The men who liberated Buchenwald were heroes, plain and simple. That includes Barack Obama’s great uncle. In their march across Europe, the 89th Infantry Division suffered over 1,000 casualties, with over 300 men killed. In their liberation of Buchenwald, they put an end to one of the most horrible concentration camps of the 20th century. We must honor them, just as we must remember each and every victim of the criminal Nazi regime.

To those who continue to use this story to damage Barack Obama, I have a simple question: have you no shame? You attempts to diminish his uncle’s service for your own political gain says a lot more about you than it does about Barack Obama.

If some of the right-wing critics who pounced on this are capable of feeling shame, now would be a good time for it.

As DragonScholar said in the comments:

An odd thought - in many cases, we’ll hear Republicans talk about “values.”

However, in the urge to justify their candidates, their worldview, and their policies, they’ll go to great extents to disregard history, people, or rewrite history itself.

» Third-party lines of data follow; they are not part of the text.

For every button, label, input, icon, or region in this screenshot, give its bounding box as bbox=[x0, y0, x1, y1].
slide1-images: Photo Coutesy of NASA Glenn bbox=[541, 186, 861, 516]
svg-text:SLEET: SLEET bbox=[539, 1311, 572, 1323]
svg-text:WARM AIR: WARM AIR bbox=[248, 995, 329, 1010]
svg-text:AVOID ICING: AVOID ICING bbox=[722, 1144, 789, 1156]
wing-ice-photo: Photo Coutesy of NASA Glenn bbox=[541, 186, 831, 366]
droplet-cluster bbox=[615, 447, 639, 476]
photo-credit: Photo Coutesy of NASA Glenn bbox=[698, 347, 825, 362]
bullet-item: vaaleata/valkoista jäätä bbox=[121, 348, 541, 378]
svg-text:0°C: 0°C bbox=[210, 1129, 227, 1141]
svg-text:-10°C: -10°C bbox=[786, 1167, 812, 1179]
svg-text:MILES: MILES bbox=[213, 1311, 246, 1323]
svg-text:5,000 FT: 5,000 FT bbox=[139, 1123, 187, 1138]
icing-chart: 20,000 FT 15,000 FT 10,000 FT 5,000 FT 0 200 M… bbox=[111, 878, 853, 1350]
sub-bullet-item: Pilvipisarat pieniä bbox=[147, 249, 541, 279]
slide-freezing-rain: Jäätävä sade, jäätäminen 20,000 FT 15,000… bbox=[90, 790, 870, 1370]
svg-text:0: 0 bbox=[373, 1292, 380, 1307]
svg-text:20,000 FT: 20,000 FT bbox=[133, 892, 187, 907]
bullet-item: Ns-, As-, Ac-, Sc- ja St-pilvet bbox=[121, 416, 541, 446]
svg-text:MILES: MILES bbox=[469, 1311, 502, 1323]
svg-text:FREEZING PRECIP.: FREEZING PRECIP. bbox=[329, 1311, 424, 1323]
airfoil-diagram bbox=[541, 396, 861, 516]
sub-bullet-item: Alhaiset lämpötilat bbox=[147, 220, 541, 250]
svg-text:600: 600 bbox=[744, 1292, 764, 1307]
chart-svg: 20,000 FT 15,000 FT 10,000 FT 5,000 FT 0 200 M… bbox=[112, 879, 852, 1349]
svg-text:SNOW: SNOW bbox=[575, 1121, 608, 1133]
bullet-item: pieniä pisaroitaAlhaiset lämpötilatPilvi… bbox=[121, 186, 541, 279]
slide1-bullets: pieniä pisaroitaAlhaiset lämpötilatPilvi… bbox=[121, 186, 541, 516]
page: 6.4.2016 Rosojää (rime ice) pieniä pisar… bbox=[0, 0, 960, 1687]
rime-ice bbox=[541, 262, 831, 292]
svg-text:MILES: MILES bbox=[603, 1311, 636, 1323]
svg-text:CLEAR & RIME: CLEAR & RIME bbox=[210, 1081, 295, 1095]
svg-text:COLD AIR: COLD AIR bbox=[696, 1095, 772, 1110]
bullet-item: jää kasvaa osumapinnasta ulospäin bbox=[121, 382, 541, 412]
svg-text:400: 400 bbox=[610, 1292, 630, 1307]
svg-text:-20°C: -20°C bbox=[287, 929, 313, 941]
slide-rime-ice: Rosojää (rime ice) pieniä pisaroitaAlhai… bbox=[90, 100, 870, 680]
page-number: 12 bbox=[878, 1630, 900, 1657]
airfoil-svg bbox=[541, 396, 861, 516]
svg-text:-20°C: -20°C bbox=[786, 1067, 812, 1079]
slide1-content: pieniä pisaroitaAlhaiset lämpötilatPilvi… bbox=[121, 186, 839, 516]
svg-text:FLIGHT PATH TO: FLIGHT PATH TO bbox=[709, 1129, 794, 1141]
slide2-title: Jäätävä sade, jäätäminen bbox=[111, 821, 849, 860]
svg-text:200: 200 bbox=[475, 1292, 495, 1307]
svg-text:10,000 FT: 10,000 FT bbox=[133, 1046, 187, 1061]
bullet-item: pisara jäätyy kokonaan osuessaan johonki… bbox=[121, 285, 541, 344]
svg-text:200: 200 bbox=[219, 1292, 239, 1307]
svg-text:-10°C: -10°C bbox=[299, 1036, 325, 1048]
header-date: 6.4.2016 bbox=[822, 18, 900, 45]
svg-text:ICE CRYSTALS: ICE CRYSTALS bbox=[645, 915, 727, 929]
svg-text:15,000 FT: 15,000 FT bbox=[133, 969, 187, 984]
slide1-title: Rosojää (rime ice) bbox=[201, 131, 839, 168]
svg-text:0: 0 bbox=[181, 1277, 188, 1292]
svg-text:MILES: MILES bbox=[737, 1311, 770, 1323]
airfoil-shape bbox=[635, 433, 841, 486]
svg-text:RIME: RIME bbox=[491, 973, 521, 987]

Thus where ARE their values.

I find the Nazi activities atrocious. If someone liberated one of their death camps, I’m glad. I’m not going to nitpick which part of the Nazi Death Machine was only horrible as opposed to totally horrible. I’m not going to downplay the soldiers that liberated them. Those are values.

The Republicans have given us a strain of cultic thought where they must always Be Right as opposed to Do The Right Thing. Thus they are valueless.